Traquer les doublons

Rien ne sert de cumuler les contrats pour un même bien et des risques similaires. Par exemple, avant de souscrire une assurance-rapatriement, mieux vaut vérifier que la multirisque habitation, le contrat automobile ou tout simplement l’utilisation de la carte bancaire n’offre pas déjà cette prestation.

Il en va de même lorsqu’on loue une voiture. Les cartes Premier ou Gold couvrent les véhicules de location contre le vol ou les dommages, sans franchise. Les automobilistes qui règlent leur location avec une carte bancaire dotée de cette garantie n’ont donc pas besoin de souscrire les assurances complémentaires du loueur.

Quant à l’assurance scolaire de l’école qui ne couvrirait que les dommages matériels et corporels que les enfants causeraient à des tierces personnes, elle aurait de fortes chances de doublonner avec la responsabilité civile du chef de famille comprise dans la multirisque habitation. Surtout si cette dernière comporte un volet extrascolaire.

Évaluer correctement ses risques

Quand on signe un contrat, on trouve tous la note élevée et la tentation est grande de limiter les garanties souscrites, pour réduire la facture. Ce serait oublier qu’en cas de sinistre, au moment du dédommagement, on regrette rarement d’avoir opté pour la couverture la plus haute.

Une omission, une inexactitude, et le contrat ne garantit pas suffisamment, ou pire, devient caduc. Ainsi, quand un enfant vient d’obtenir son permis, il est dangereux de ne pas avertir son assureur qu’il conduira la voiture familiale, même si la prime risque d’augmenter. Car sans cette précaution, une importante franchise risque de réduire la couverture de l’assurance dommages.

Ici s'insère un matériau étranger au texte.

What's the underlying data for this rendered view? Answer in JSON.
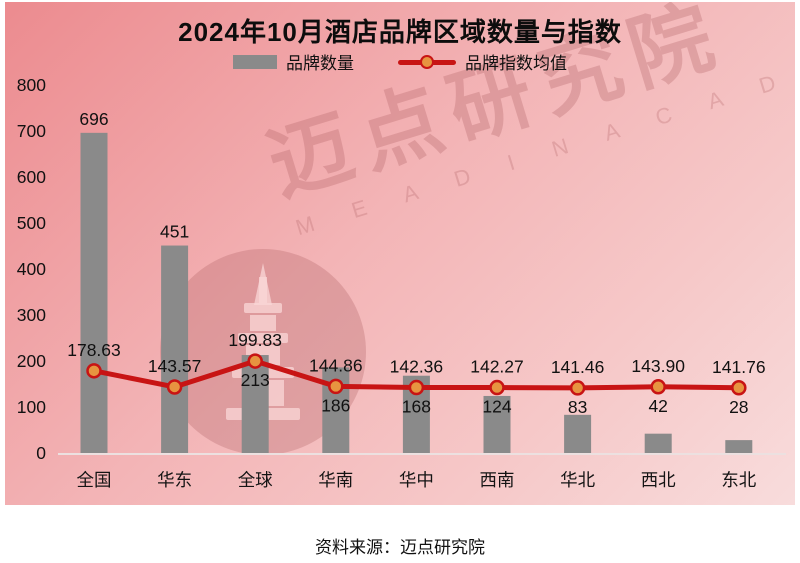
{
  "title": "2024年10月酒店品牌区域数量与指数",
  "legend": {
    "bars_label": "品牌数量",
    "line_label": "品牌指数均值"
  },
  "watermark": {
    "text": "迈点研究院",
    "subtext": "M E A D I N   A C A D E M Y",
    "logo": "pagoda-tower-icon"
  },
  "source": "资料来源：迈点研究院",
  "colors": {
    "bar": "#8a8a8a",
    "line": "#c81414",
    "marker_fill": "#e79440",
    "label": "#111111",
    "axis_line": "#ece0e0",
    "bg_gradient_start": "#ec8b8f",
    "bg_gradient_end": "#f8dcdc"
  },
  "chart_data": {
    "type": "bar",
    "title": "2024年10月酒店品牌区域数量与指数",
    "categories": [
      "全国",
      "华东",
      "全球",
      "华南",
      "华中",
      "西南",
      "华北",
      "西北",
      "东北"
    ],
    "series": [
      {
        "name": "品牌数量",
        "type": "bar",
        "values": [
          696,
          451,
          213,
          186,
          168,
          124,
          83,
          42,
          28
        ],
        "labels": [
          "696",
          "451",
          "213",
          "186",
          "168",
          "124",
          "83",
          "42",
          "28"
        ]
      },
      {
        "name": "品牌指数均值",
        "type": "line",
        "values": [
          178.63,
          143.57,
          199.83,
          144.86,
          142.36,
          142.27,
          141.46,
          143.9,
          141.76
        ],
        "labels": [
          "178.63",
          "143.57",
          "199.83",
          "144.86",
          "142.36",
          "142.27",
          "141.46",
          "143.90",
          "141.76"
        ]
      }
    ],
    "xlabel": "",
    "ylabel": "",
    "ylim": [
      0,
      800
    ],
    "ytick_step": 100,
    "grid": false,
    "legend_position": "top"
  }
}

En ce qui concerne la multirisque habitation, il est prudent de réviser à intervalles réguliers le montant des capitaux assurés. En effet, plus on acquiert de mobilier, et plus le coût d’un sinistre (dégât des eaux, vol, incendie) risque de s’alourdir. Sans la précaution d’une mise à jour, l’indemnisation, calculée sur la déclaration d’origine, se révélera insuffisante pour reconstruire son cadre de vie.

Se faire expliquer les clauses

Une fois le niveau de protection défini avec son assureur, celui-ci établit un contrat qui contient des conditions générales (exécution et cessation du contrat, obligations des deux parties) et des conditions particulières. Ces dernières détaillent les biens garantis (ou le nom des personnes assurées), la durée du contrat, le montant de la première prime, l’échéance de la prochaine cotisation, etc.

Aussi fastidieuse qu’en soit la lecture, mieux vaut ne pas brûler cette étape. Les assureurs font d’ailleurs des efforts pour rendre l’exercice moins ardu, en optant pour des caractères plus lisibles et en insérant souvent un lexique expliquant les termes techniques.

En cas de doute, il ne faut pas hésiter à se tourner vers l’assureur pour se faire expliquer une clause restée obscure, notamment si elle concerne les circonstances ou les dommages qui ne sont pas pris en charge, des franchises (la part restant à la charge de l’assuré), un délai de carence quand la couverture ne produit ses effets que plusieurs mois après la signature de la police (pour certaines prestations des complémentaires santé, ou de protection juridique).